Quarto Savona 15 è una Fiat Croma. Il nome in codice allude alla sua missione. Una missione che si compie, il 23 maggio del 1992, quando l’autostrada che sta percorrendo esplode e l’auto salta in aria. La strage avviene a Capaci, sull’A29, ma quel boato lo sentono molto più lontano. Perché la bomba di Capaci esplode ovunque, in tutte le strade d’Italia.

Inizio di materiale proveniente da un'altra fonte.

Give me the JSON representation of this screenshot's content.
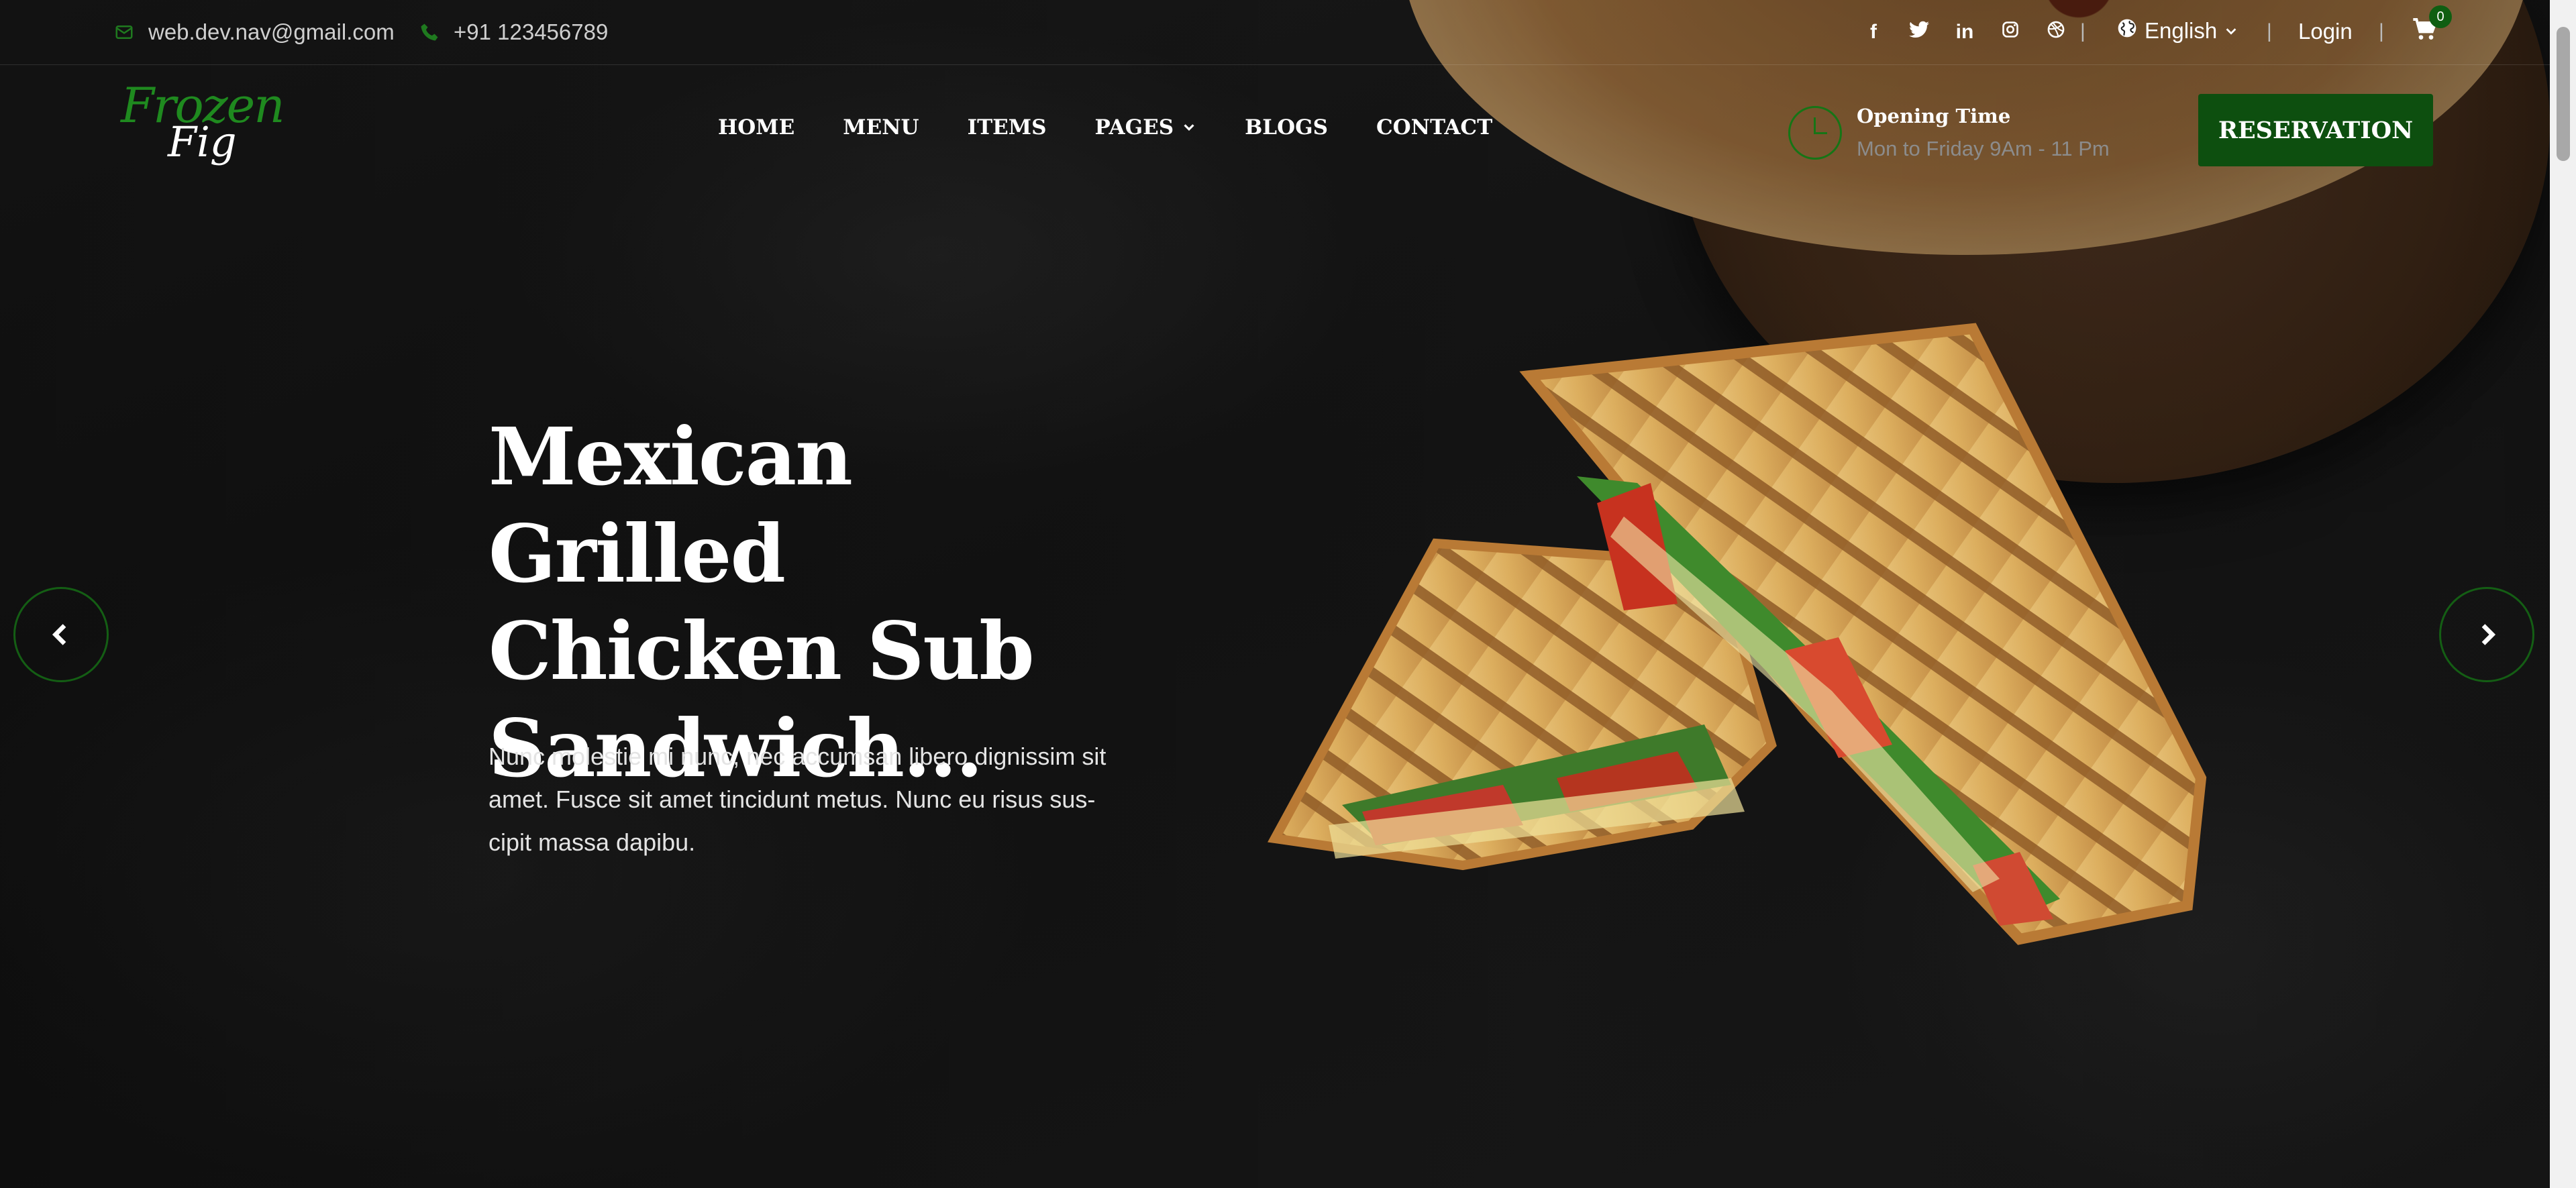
{
  "topbar": {
    "email": "web.dev.nav@gmail.com",
    "phone": "+91 123456789",
    "social_icons": [
      "facebook-icon",
      "twitter-icon",
      "linkedin-icon",
      "instagram-icon",
      "dribbble-icon"
    ],
    "separator": "|",
    "language": "English",
    "login": "Login",
    "cart_count": "0"
  },
  "logo": {
    "line1": "Frozen",
    "line2": "Fig"
  },
  "nav": {
    "items": [
      "HOME",
      "MENU",
      "ITEMS",
      "PAGES",
      "BLOGS",
      "CONTACT"
    ]
  },
  "opening": {
    "title": "Opening Time",
    "hours": "Mon to Friday 9Am - 11 Pm"
  },
  "reservation_label": "RESERVATION",
  "hero": {
    "title": "Mexican Grilled Chicken Sub Sandwich...",
    "text": "Nunc molestie mi nunc, nec accumsan libero dignissim sit amet. Fusce sit amet tincidunt metus. Nunc eu risus sus-cipit massa dapibu."
  },
  "colors": {
    "brand_green": "#0d4f0f",
    "accent_green": "#1f8a1f"
  }
}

Quarto Savona 15, oggi, è un giardino. Si trova dopo lo svincolo di Capaci, su quell’A29 saltata in aria 26 anni fa. È un giardino di ulivi e di nomi, di fiori e di sangue che celebra, con la terra, il sacrificio di quelli che sono morti. E non soltanto di Giovanni Falcone, di Francesca Morvillo e degli uomini della scorta che il tritolo di Capaci ha fatto saltare in aria. Gli ulivi di Quarto Savona 15 portano i nomi di Borsellino, di Cassarà, di Emanuela Loi, di Li Muli e di Traina e di tutti gli altri caduti del dovere.

In quel giardino, sulla passerella di legno che corre parallela all’autostrada ricostruita, ci accoglie Tina Montinaro che è la moglie – e non la vedova – di Antonio, uno dei martiri di Capaci, quel 29enne che guidava la scorta del dottor Falcone, come lo apostrofa Tina.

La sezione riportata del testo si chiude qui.